Lettie hesitou por um momento, mas então, disse:
— Quero que saiba que estou muito, muito feliz por você voltar. Mais do que imagina.
Nossos olhares se sustentaram por longos segundos, com a luz interior aconchegante daquela casa que nunca mais seria minha iluminando a silhueta de Lettie parada à porta.
— Obrigado. Foi bom rever você e… e conhecer Naíma. Até amanhã. — Dei um leve aceno de cabeça e virei as costas. No entanto, quando levantei voo e disparei céus acima, enfim deixei cair as amargas lágrimas que eu havia segurado até então.
***
Chi-chi chorou.
Sentados à mesa de jantar de sua casa, eu e Lettie a assistimos cobrir o rosto e soluçar copiosamente.
Gohan estava no sofá com Naíma. O reencontro dele com sua querida Tia Lettie foi emocionante, e também envolveu muito choro da parte de ambos com Chi-chi. Que droga, quase que eu chorei ao ver Lettie e Gohan se abraçarem apertado, do mesmo modo que fizeram quando ele retornou de suas aventuras sozinho em nosso Treinamento.
E quando Gohan descobriu que ganhou uma priminha para brincar, o fez quase desmaiar de tanta alegria. Não vou nem me alongar ao dizer que ele e Naíma se amaram no mesmo segundo.
Contudo, agora uma atmosfera ansiosa nos rodeava ao vermos sua mãe desabar na nossa frente.
— L-Lettie! — soluçou ela. — Me perdoe! P-Por favor, me perdoe por mentir pra você!
Lettie pegou suas mãos, as apertando com preocupação.
— Chi-chi, olhe para mim. Respire fundo… Isso. Com calma, me conte o que aconteceu.

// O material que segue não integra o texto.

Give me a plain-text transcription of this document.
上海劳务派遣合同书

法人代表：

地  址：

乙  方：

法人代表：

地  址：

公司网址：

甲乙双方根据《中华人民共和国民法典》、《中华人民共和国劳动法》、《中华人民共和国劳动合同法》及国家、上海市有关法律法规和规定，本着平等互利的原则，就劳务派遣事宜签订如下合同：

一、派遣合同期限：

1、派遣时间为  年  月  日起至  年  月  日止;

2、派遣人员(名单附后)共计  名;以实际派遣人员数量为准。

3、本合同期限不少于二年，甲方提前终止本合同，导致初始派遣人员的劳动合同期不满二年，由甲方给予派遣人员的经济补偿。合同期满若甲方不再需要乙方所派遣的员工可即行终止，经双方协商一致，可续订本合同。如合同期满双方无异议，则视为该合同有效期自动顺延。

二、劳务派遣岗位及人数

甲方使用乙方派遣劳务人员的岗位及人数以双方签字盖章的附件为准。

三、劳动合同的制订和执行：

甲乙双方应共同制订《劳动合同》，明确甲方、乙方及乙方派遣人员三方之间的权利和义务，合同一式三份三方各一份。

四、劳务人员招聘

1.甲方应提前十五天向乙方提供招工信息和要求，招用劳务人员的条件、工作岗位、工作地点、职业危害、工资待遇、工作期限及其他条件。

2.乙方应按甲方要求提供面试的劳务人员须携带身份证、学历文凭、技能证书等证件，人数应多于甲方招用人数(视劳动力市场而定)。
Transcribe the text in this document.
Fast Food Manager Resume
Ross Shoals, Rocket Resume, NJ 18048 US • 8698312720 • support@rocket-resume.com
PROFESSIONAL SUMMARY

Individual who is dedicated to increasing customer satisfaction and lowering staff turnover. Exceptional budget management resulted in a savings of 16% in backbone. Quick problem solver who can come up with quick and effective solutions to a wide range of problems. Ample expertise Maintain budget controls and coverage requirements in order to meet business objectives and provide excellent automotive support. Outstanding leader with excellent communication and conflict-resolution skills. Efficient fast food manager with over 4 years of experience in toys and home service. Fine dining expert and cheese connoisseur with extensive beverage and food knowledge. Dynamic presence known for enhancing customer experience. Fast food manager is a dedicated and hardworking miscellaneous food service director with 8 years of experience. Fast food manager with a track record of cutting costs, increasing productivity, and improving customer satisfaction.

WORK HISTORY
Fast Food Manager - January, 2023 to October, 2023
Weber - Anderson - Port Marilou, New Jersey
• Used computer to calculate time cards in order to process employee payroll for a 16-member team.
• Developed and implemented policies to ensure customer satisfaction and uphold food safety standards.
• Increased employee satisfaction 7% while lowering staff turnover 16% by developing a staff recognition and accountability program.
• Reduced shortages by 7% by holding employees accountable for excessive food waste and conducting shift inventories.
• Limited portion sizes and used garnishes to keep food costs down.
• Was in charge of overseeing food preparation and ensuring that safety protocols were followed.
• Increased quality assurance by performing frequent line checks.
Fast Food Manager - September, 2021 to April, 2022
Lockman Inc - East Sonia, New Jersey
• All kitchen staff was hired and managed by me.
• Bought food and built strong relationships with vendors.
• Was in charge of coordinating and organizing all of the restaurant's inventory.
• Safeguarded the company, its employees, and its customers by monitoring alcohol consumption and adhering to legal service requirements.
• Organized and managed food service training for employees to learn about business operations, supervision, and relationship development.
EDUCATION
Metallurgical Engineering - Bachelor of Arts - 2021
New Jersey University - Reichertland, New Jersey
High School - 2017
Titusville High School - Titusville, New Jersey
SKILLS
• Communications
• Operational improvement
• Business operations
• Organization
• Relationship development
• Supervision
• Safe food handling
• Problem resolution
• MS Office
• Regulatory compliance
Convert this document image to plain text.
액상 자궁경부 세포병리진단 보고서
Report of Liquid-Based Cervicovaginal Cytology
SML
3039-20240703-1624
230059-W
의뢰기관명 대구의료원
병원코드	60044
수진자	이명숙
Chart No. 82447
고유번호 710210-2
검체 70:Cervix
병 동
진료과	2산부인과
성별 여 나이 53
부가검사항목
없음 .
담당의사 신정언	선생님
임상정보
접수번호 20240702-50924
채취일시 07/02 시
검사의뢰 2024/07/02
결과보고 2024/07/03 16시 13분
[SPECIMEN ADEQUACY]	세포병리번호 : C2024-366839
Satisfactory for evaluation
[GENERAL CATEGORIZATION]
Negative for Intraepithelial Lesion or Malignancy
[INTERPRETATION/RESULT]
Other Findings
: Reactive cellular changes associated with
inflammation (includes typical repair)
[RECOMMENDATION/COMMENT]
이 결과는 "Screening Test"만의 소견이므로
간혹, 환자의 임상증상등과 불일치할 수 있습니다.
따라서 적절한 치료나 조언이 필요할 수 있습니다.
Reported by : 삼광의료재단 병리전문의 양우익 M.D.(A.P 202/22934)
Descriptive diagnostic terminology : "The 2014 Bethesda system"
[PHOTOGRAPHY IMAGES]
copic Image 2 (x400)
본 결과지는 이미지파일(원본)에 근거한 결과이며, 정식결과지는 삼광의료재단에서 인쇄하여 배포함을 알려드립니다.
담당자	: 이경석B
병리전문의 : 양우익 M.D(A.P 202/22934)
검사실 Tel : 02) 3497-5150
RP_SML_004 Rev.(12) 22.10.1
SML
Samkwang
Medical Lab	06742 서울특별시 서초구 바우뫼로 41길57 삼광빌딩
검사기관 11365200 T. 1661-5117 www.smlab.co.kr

Ao seu lado e de braços cruzados, observei-as em silêncio. Eu estava ali apenas de apoio moral para Lettie. Nem se eu fosse louco me envolveria naquilo. Chi-chi limpou o rosto no avental que usava.
— E-Eu... Eu menti porque... porque não queria que as pessoas pensassem que não tenho controle sobre... m-minha própria família.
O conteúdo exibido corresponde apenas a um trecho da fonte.